Abstract

We examined the effect of locomotion on the respiratory and acid-base physiology of the grasshopper Melanoplus bivittatus. Escape hopping was characterized by high initial power output and gradual fatigue over 5 min. Increased O2, consumption was at least 10 times as important as lactate production to energy production during locomotion. Increased gas exchange during hopping was due to increased partial pressure gradients for gas diffusion rather than to increased tracheal conductance. Hopping was accompanied by a respiratory extracellular acidosis. During recovery grasshoppers ventilated rapidly, flushing accumulated CO2 and restoring depleted O2 stores.
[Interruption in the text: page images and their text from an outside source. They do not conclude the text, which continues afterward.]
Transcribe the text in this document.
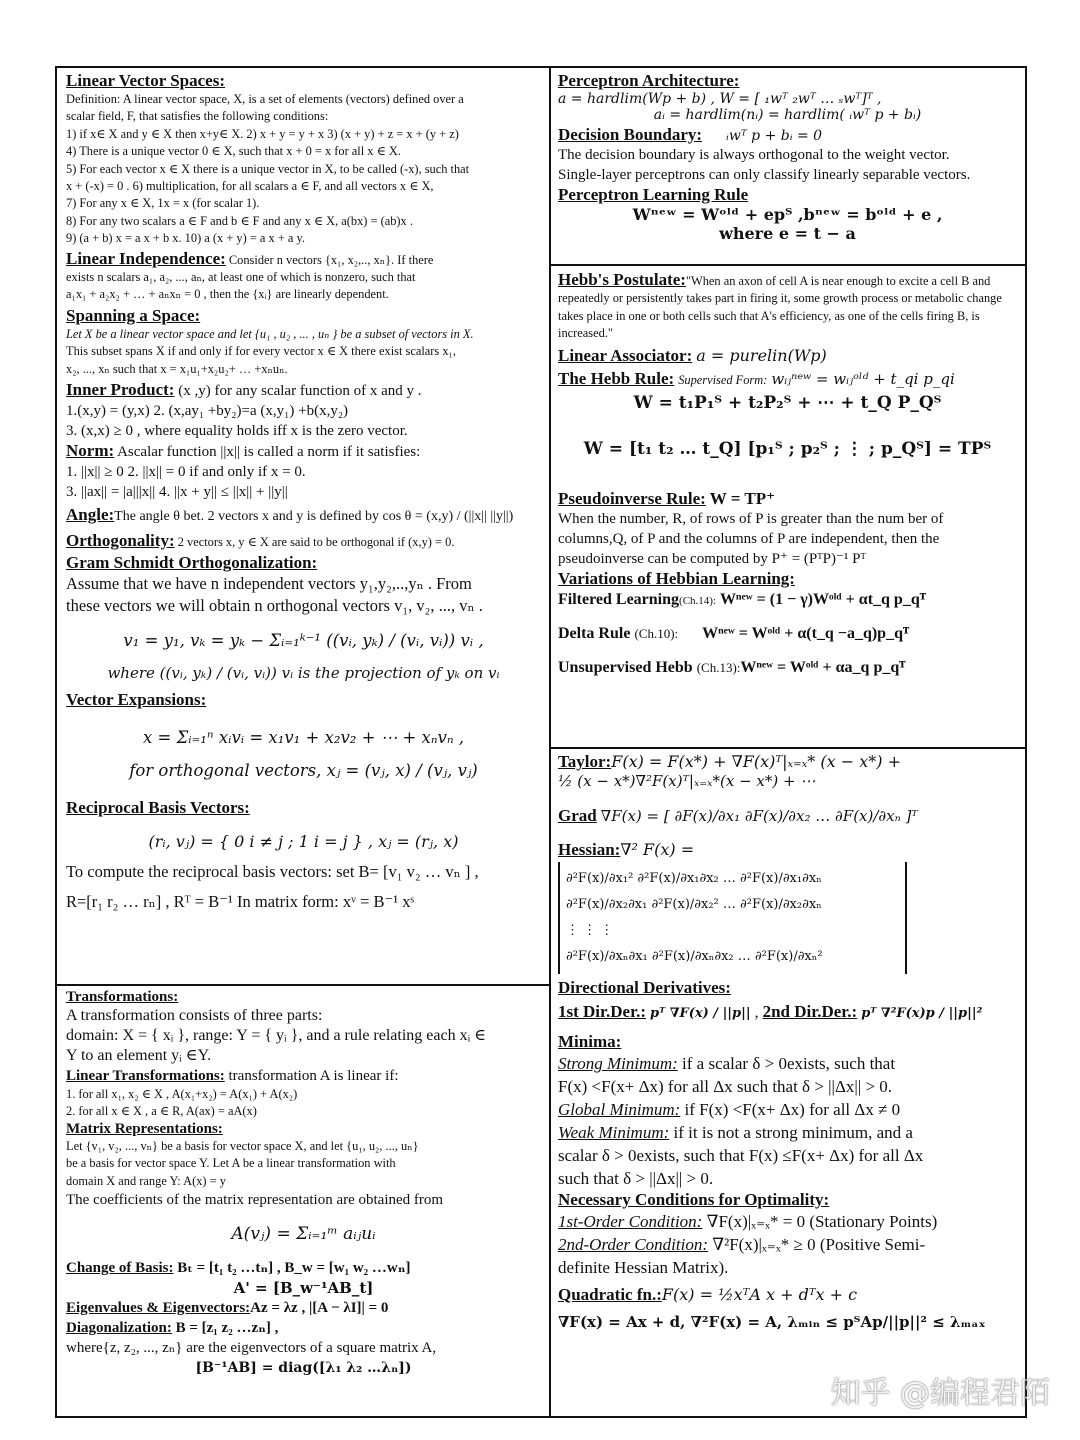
Linear Vector Spaces:

Definition: A linear vector space, X, is a set of elements (vectors) defined over a

scalar field, F, that satisfies the following conditions:

1) if x∈ X and y ∈ X then x+y∈ X. 2) x + y = y + x 3) (x + y) + z = x + (y + z)

4) There is a unique vector 0 ∈ X, such that x + 0 = x for all x ∈ X.

5) For each vector x ∈ X there is a unique vector in X, to be called (-x), such that

x + (-x) = 0 . 6) multiplication, for all scalars a ∈ F, and all vectors x ∈ X,

7) For any x ∈ X, 1x = x (for scalar 1).

8) For any two scalars a ∈ F and b ∈ F and any x ∈ X, a(bx) = (ab)x .

9) (a + b) x = a x + b x. 10) a (x + y) = a x + a y.

Linear Independence: Consider n vectors {x₁, x₂,.., xₙ}. If there

exists n scalars a₁, a₂, ..., aₙ, at least one of which is nonzero, such that

a₁x₁ + a₂x₂ + … + aₙxₙ = 0 , then the {xᵢ} are linearly dependent.

Spanning a Space:

Let X be a linear vector space and let {u₁ , u₂ , ... , uₙ } be a subset of vectors in X.

This subset spans X if and only if for every vector x ∈ X there exist scalars x₁,

x₂, ..., xₙ such that x = x₁u₁+x₂u₂+ … +xₙuₙ.

Inner Product: (x ,y) for any scalar function of x and y .

1.(x,y) = (y,x) 2. (x,ay₁ +by₂)=a (x,y₁) +b(x,y₂)

3. (x,x) ≥ 0 , where equality holds iff x is the zero vector.

Norm: Ascalar function ||x|| is called a norm if it satisfies:

1. ||x|| ≥ 0 2. ||x|| = 0 if and only if x = 0.

3. ||ax|| = |a|||x|| 4. ||x + y|| ≤ ||x|| + ||y||

Angle:The angle θ bet. 2 vectors x and y is defined by cos θ = (x,y) / (||x|| ||y||)

Orthogonality: 2 vectors x, y ∈ X are said to be orthogonal if (x,y) = 0.

Gram Schmidt Orthogonalization:

Assume that we have n independent vectors y₁,y₂,..,yₙ . From

these vectors we will obtain n orthogonal vectors v₁, v₂, ..., vₙ .

v₁ = y₁, vₖ = yₖ − Σᵢ₌₁ᵏ⁻¹ ((vᵢ, yₖ) / (vᵢ, vᵢ)) vᵢ ,
where ((vᵢ, yₖ) / (vᵢ, vᵢ)) vᵢ is the projection of yₖ on vᵢ
Vector Expansions:
x = Σᵢ₌₁ⁿ xᵢvᵢ = x₁v₁ + x₂v₂ + ⋯ + xₙvₙ ,
for orthogonal vectors, xⱼ = (vⱼ, x) / (vⱼ, vⱼ)
Reciprocal Basis Vectors:
(rᵢ, vⱼ) = { 0 i ≠ j ; 1 i = j } , xⱼ = (rⱼ, x)

To compute the reciprocal basis vectors: set B= [v₁ v₂ … vₙ ] ,

R=[r₁ r₂ … rₙ] , Rᵀ = B⁻¹ In matrix form: xᵛ = B⁻¹ xˢ

Transformations:

A transformation consists of three parts:

domain: X = { xᵢ }, range: Y = { yᵢ }, and a rule relating each xᵢ ∈

Y to an element yᵢ ∈Y.

Linear Transformations: transformation A is linear if:

1. for all x₁, x₂ ∈ X , A(x₁+x₂) = A(x₁) + A(x₂)

2. for all x ∈ X , a ∈ R, A(ax) = aA(x)

Matrix Representations:

Let {v₁, v₂, ..., vₙ} be a basis for vector space X, and let {u₁, u₂, ..., uₙ}

be a basis for vector space Y. Let A be a linear transformation with

domain X and range Y: A(x) = y

The coefficients of the matrix representation are obtained from

A(vⱼ) = Σᵢ₌₁ᵐ aᵢⱼuᵢ

Change of Basis: Bₜ = [t₁ t₂ …tₙ] , B_w = [w₁ w₂ …wₙ]

A' = [B_w⁻¹AB_t]

Eigenvalues & Eigenvectors:Az = λz , |[A − λI]| = 0

Diagonalization: B = [z₁ z₂ …zₙ] ,

where{z, z₂, ..., zₙ} are the eigenvectors of a square matrix A,

[B⁻¹AB] = diag([λ₁ λ₂ …λₙ])

Perceptron Architecture:
a = hardlim(Wp + b) , W = [ ₁wᵀ ₂wᵀ … ₛwᵀ]ᵀ ,
aᵢ = hardlim(nᵢ) = hardlim( ᵢwᵀ p + bᵢ)

Decision Boundary: ᵢwᵀ p + bᵢ = 0

The decision boundary is always orthogonal to the weight vector.

Single-layer perceptrons can only classify linearly separable vectors.

Perceptron Learning Rule
Wⁿᵉʷ = Wᵒˡᵈ + epᵀ ,bⁿᵉʷ = bᵒˡᵈ + e ,
where e = t − a

Hebb's Postulate:"When an axon of cell A is near enough to excite a cell B and repeatedly or persistently takes part in firing it, some growth process or metabolic change takes place in one or both cells such that A's efficiency, as one of the cells firing B, is increased."

Linear Associator: a = purelin(Wp)

The Hebb Rule: Supervised Form: wᵢⱼⁿᵉʷ = wᵢⱼᵒˡᵈ + t_qi p_qi

W = t₁P₁ᵀ + t₂P₂ᵀ + ⋯ + t_Q P_Qᵀ
W = [t₁ t₂ … t_Q] [p₁ᵀ ; p₂ᵀ ; ⋮ ; p_Qᵀ] = TPᵀ

Pseudoinverse Rule: W = TP⁺

When the number, R, of rows of P is greater than the num ber of

columns,Q, of P and the columns of P are independent, then the

pseudoinverse can be computed by P⁺ = (PᵀP)⁻¹ Pᵀ

Variations of Hebbian Learning:

Filtered Learning(Ch.14): Wⁿᵉʷ = (1 − γ)Wᵒˡᵈ + αt_q p_qᵀ

Delta Rule (Ch.10): Wⁿᵉʷ = Wᵒˡᵈ + α(t_q −a_q)p_qᵀ

Unsupervised Hebb (Ch.13):Wⁿᵉʷ = Wᵒˡᵈ + αa_q p_qᵀ

Taylor:F(x) = F(x*) + ∇F(x)ᵀ|ₓ₌ₓ* (x − x*) +

½ (x − x*)∇²F(x)ᵀ|ₓ₌ₓ*(x − x*) + ⋯

Grad ∇F(x) = [ ∂F(x)/∂x₁ ∂F(x)/∂x₂ … ∂F(x)/∂xₙ ]ᵀ

Hessian:∇² F(x) =

∂²F(x)/∂x₁² ∂²F(x)/∂x₁∂x₂ … ∂²F(x)/∂x₁∂xₙ

∂²F(x)/∂x₂∂x₁ ∂²F(x)/∂x₂² … ∂²F(x)/∂x₂∂xₙ

⋮ ⋮ ⋮

∂²F(x)/∂xₙ∂x₁ ∂²F(x)/∂xₙ∂x₂ … ∂²F(x)/∂xₙ²

Directional Derivatives:

1st Dir.Der.: pᵀ ∇F(x) / ||p|| , 2nd Dir.Der.: pᵀ ∇²F(x)p / ||p||²

Minima:

Strong Minimum: if a scalar δ > 0exists, such that

F(x) <F(x+ Δx) for all Δx such that δ > ||Δx|| > 0.

Global Minimum: if F(x) <F(x+ Δx) for all Δx ≠ 0

Weak Minimum: if it is not a strong minimum, and a

scalar δ > 0exists, such that F(x) ≤F(x+ Δx) for all Δx

such that δ > ||Δx|| > 0.

Necessary Conditions for Optimality:

1st-Order Condition: ∇F(x)|ₓ₌ₓ* = 0 (Stationary Points)

2nd-Order Condition: ∇²F(x)|ₓ₌ₓ* ≥ 0 (Positive Semi-

definite Hessian Matrix).

Quadratic fn.:F(x) = ½xᵀA x + dᵀx + c

∇F(x) = Ax + d, ∇²F(x) = A, λₘᵢₙ ≤ pᵀAp/||p||² ≤ λₘₐₓ

知乎 @编程君陌
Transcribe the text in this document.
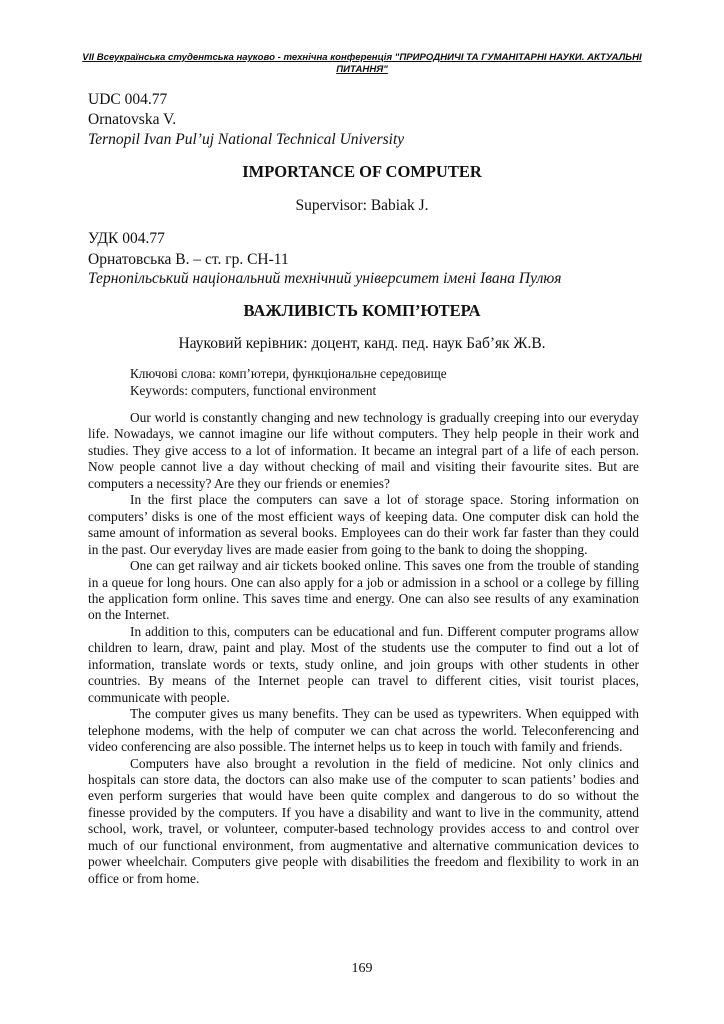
VII Всеукраїнська студентська науково - технічна конференція "ПРИРОДНИЧІ ТА ГУМАНІТАРНІ НАУКИ. АКТУАЛЬНІ ПИТАННЯ"
UDC 004.77
Ornatovska V.
Ternopil Ivan Pul’uj National Technical University
IMPORTANCE OF COMPUTER
Supervisor: Babiak J.
УДК 004.77
Орнатовська В. – ст. гр. СН-11
Тернопільський національний технічний університет імені Івана Пулюя
ВАЖЛИВІСТЬ КОМП’ЮТЕРА
Науковий керівник: доцент, канд. пед. наук Баб’як Ж.В.
Ключові слова: комп’ютери, функціональне середовище
Keywords: computers, functional environment

Our world is constantly changing and new technology is gradually creeping into our everyday life. Nowadays, we cannot imagine our life without computers. They help people in their work and studies. They give access to a lot of information. It became an integral part of a life of each person. Now people cannot live a day without checking of mail and visiting their favourite sites. But are computers a necessity? Are they our friends or enemies?

In the first place the computers can save a lot of storage space. Storing information on computers’ disks is one of the most efficient ways of keeping data. One computer disk can hold the same amount of information as several books. Employees can do their work far faster than they could in the past. Our everyday lives are made easier from going to the bank to doing the shopping.

One can get railway and air tickets booked online. This saves one from the trouble of standing in a queue for long hours. One can also apply for a job or admission in a school or a college by filling the application form online. This saves time and energy. One can also see results of any examination on the Internet.

In addition to this, computers can be educational and fun. Different computer programs allow children to learn, draw, paint and play. Most of the students use the computer to find out a lot of information, translate words or texts, study online, and join groups with other students in other countries. By means of the Internet people can travel to different cities, visit tourist places, communicate with people.

The computer gives us many benefits. They can be used as typewriters. When equipped with telephone modems, with the help of computer we can chat across the world. Teleconferencing and video conferencing are also possible. The internet helps us to keep in touch with family and friends.

Computers have also brought a revolution in the field of medicine. Not only clinics and hospitals can store data, the doctors can also make use of the computer to scan patients’ bodies and even perform surgeries that would have been quite complex and dangerous to do so without the finesse provided by the computers. If you have a disability and want to live in the community, attend school, work, travel, or volunteer, computer-based technology provides access to and control over much of our functional environment, from augmentative and alternative communication devices to power wheelchair. Computers give people with disabilities the freedom and flexibility to work in an office or from home.

169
This resulted in gas exchange rates that were 14%–80% higher during recovery than during activity. A substantial portion of the O2 consumed during hopping (estimated as 35% at 20°C and 18% at 35°C) is obtained from tracheal O2, stores rather than from environmental air. Body temperature had relatively little effect on locomotor performance, aerobic scope, lactate accumulation, or hemolymph pH changes during activity (Q10's ranged from 1.0 to 1.4). However, recovery from hemolymph acidosis was faster at 35° C than at 20° C. The low tracheal conductances in active hoppers suggest an intrinsic constraint on ventilation during jumping.